CRANBURY, NJ—The dredging of Brainerd Lake began in October and construction continues on the multi-million dollar project.
Brainerd Lake is an important community asset and popular spot for fishing, kayaking and sightseeing. But while the construction is underway to improve its health, residents are dealing with inconveniences like loud noise, truck traffic, odor, and muddy conditions.
Dredging is a process of removing silt, sediment and other materials from bodies of water in order to maintain the lake’s physical features and ecological health.
Located near the center of downtown Cranbury, great views of the lake are easily accessible from South Main Street. The lake feeds into Brainerd Dam, located next to Memorial Park.
The lake’s health has been steadily declining over the last few years, as reflected in its rising temperatures.
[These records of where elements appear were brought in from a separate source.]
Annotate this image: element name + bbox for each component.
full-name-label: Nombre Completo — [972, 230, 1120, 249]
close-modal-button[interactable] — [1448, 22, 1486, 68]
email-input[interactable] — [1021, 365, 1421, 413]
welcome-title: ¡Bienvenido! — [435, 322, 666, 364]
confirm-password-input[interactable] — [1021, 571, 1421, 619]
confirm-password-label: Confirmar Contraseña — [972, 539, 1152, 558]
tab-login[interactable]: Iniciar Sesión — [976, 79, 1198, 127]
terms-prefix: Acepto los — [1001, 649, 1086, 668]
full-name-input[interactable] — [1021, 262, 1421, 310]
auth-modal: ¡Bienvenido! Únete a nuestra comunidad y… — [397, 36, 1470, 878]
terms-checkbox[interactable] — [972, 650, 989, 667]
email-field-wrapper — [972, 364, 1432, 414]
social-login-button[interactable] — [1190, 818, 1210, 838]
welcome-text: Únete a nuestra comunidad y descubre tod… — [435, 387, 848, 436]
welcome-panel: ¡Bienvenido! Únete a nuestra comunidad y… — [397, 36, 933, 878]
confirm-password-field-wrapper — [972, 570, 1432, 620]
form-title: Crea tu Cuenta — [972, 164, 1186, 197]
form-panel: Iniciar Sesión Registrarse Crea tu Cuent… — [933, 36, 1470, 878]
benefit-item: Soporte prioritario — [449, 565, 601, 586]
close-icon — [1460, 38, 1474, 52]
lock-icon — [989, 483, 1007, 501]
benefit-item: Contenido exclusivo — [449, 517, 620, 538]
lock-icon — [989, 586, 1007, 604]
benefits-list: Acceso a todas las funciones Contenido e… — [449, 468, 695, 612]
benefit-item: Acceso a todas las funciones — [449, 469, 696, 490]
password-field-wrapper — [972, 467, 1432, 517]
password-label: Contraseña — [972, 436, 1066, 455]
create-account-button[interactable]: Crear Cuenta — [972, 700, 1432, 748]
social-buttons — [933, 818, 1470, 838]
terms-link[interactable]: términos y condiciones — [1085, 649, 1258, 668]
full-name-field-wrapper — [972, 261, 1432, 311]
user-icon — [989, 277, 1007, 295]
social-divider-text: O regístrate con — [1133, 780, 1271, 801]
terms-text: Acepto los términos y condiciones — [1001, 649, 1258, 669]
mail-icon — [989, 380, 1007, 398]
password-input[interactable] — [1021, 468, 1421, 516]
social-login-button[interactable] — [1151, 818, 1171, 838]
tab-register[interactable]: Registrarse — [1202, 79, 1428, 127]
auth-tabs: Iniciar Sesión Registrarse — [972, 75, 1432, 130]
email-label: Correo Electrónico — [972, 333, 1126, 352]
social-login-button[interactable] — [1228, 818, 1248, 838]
According to Township Engineer Tom Decker, “The township has treated the lake with herbicide over the last three years. These treatments pose a threat to wildlife and have not provided a significant improvement to the lake’s health. Dredging will be the most safe and cost effective means to achieve restoration.”
For now, the lake is off limits. Lakeshore residents had to remove their docks and watercraft prior to September 12.
Residents are permitted to work on their properties during the dredging as long as no permit is required.
Neighboring Village Park remains open, but residents are urged to use caution and not enter restricted areas.
In November, Cranbury Police issued an alert reminding residents the lake is not accessible during construction.
“Access to Brainerd Lake is not permitted during the ongoing lake dredging project,” reads the alert. “The site is considered an active construction area at all times. No unauthorized person should enter the lake bed or construction area for any reason.”
It was determined at a February Township Committee meeting that a $4 million bond ordinance would be used to fund the work. This includes bonds in the amount of $2.2 million, $1.6 million from a capital improvement fund and $200,000 from capital surplus.
After receiving seven bids from various contracting companies, the project was awarded to SumCo Eco-Contracting, headquartered in Peabody, Massachusetts during Cranbury’s May 24 Township Committee meeting.
The heavy site civil construction firm specializes in ecological construction and has served on hundreds of Eco improvement projects across the United States.
SumCo estimates there are 60,000 tons of sediment at the bottom of Brainerd Lake, approximately 20% of the lake.
The lake has not been dredged since the 1970’s, causing sediment accumulation at a level that threatens water quality, aquatic vegetation, and recreational activity.
Pre-dredging activities included removal of fish living in the lake. According to a frequently asked questions document from Van Cleef Engineering,”native fish species (such as trout) were relocated downstream to Mill Pond in Plainsboro Township, and invasive fish species (such as carp and koi) were humanely destroyed.”
After lowering the level of water in the lake, workers are now removing approximately 39,000 cubic yards of silt and sediment with excavators and trucks.
Van Cleef Engineering warns that those in the area “may notice an unpleasant odor due to exposure of dead algae and other decaying matter.”
“The odor intensity will also increase as dredging activities disturb and remove the underlying sediment layers.
The New Jersey Department of Environmental Protection regulations requires that the “lake lowering” work can only take place between September 15 through November 1.
The engineering company’s timeline said that “water drawdown” began on October 8, and dredging was set to begin the week of October 18.
According to the timeline, construction is “expected to progress through late December 2021 or early January 2022.”